Neri stated his thanks in formal tones and was surprised and gratified by the warmth with which Michael received his thanks.
"Hell, I couldn't let them do that to a fellow Sicilian," Michael said. "They should have given you a goddamn medal. But those damn politicians don't give a shit about anything except pressure groups. Listen, I would never have stepped into the picture if I hadn't checked everything out and saw what a raw deal you got. One of my people talked to your sister and she told us how you were always worried about her and her kid, how you straightened the kid out, kept him from going bad. Your father-in-law says you're the finest fellow in the world. That's rare." Tactfully Michael did not mention anything about Neri's wife having left him.

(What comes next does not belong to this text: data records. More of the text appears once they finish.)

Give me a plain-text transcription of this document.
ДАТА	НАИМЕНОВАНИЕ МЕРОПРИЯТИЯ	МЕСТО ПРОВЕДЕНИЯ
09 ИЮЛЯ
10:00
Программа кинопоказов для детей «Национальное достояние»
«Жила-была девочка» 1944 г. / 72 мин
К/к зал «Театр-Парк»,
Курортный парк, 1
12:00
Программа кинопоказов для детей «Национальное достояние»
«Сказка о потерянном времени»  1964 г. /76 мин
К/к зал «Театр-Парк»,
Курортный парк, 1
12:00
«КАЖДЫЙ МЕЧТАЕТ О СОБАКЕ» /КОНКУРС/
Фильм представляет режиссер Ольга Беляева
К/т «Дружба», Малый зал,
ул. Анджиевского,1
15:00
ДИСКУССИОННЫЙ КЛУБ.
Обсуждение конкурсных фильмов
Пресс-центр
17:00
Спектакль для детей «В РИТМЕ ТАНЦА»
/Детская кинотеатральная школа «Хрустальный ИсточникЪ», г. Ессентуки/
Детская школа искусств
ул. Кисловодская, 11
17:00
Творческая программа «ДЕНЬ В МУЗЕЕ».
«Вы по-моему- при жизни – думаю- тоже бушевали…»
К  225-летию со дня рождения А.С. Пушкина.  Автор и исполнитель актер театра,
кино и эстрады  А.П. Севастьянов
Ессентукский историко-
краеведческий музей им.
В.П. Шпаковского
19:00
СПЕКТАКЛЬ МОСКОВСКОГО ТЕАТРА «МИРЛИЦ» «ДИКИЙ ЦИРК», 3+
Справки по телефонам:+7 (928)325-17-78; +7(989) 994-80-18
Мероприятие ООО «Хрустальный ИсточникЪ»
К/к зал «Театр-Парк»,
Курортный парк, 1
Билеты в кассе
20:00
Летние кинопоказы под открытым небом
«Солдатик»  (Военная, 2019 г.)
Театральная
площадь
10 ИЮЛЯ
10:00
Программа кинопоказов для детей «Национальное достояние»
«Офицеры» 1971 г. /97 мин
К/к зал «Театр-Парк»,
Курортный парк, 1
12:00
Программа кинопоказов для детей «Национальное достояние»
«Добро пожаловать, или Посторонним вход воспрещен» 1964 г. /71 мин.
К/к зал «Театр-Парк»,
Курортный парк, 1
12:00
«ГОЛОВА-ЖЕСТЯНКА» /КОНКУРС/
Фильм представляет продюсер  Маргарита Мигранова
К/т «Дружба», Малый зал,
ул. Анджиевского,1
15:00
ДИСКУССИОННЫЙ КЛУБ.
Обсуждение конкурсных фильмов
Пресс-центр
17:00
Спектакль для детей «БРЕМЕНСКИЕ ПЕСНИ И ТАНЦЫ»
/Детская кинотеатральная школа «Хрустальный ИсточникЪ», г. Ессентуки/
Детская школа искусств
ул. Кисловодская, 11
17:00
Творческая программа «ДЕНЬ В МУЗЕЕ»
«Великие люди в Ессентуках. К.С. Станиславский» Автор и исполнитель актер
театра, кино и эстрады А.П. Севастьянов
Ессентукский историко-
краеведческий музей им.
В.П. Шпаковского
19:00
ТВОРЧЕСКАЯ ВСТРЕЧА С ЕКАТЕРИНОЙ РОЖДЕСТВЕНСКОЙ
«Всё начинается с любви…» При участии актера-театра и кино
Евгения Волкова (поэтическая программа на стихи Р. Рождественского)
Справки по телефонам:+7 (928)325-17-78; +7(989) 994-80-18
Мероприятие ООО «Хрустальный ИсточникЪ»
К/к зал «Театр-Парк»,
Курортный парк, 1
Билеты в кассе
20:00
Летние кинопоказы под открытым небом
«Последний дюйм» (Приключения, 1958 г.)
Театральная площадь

They chatted for a while. Neri had always been a taciturn man, but he found himself opening up to Michael Corleone. Michael was only about five years his senior, but Neri spoke to him as if he were much older, older enough to be his father.
Finally Michael said, "There's no sense getting you out of jail and then just leaving you high and dry. I can arrange some work for you. I have interests out in Las Vegas, with your experience you could be a hotel security man. Or if there's some little business you'd like to go into, I can put a word in with the banks to advance you a loan for capital."
Neri was overcome with grateful embarrassment. He proudly refused and then added, "I have to stay under the jurisdiction of the court anyway with the suspended sentence."
Michael said briskly, "That's all crap detail, I can fix that. Forget about that supervision and just so the banks won't get choosy I'll have your yellow sheet pulled."
The yellow sheet was a police record of criminal offenses committed by any individual. It was usually submitted to a judge when he was considering what sentence to give a convicted criminal. Neri had been long enough on the police force to know that many hoodlums going up for sentencing had been treated leniently by the judge because a clean yellow sheet had been submitted by the bribed Police Records Department. So he was not too surprised that Michael Corleone could do such a thing; he was, however, surprised that such trouble would be taken on his account.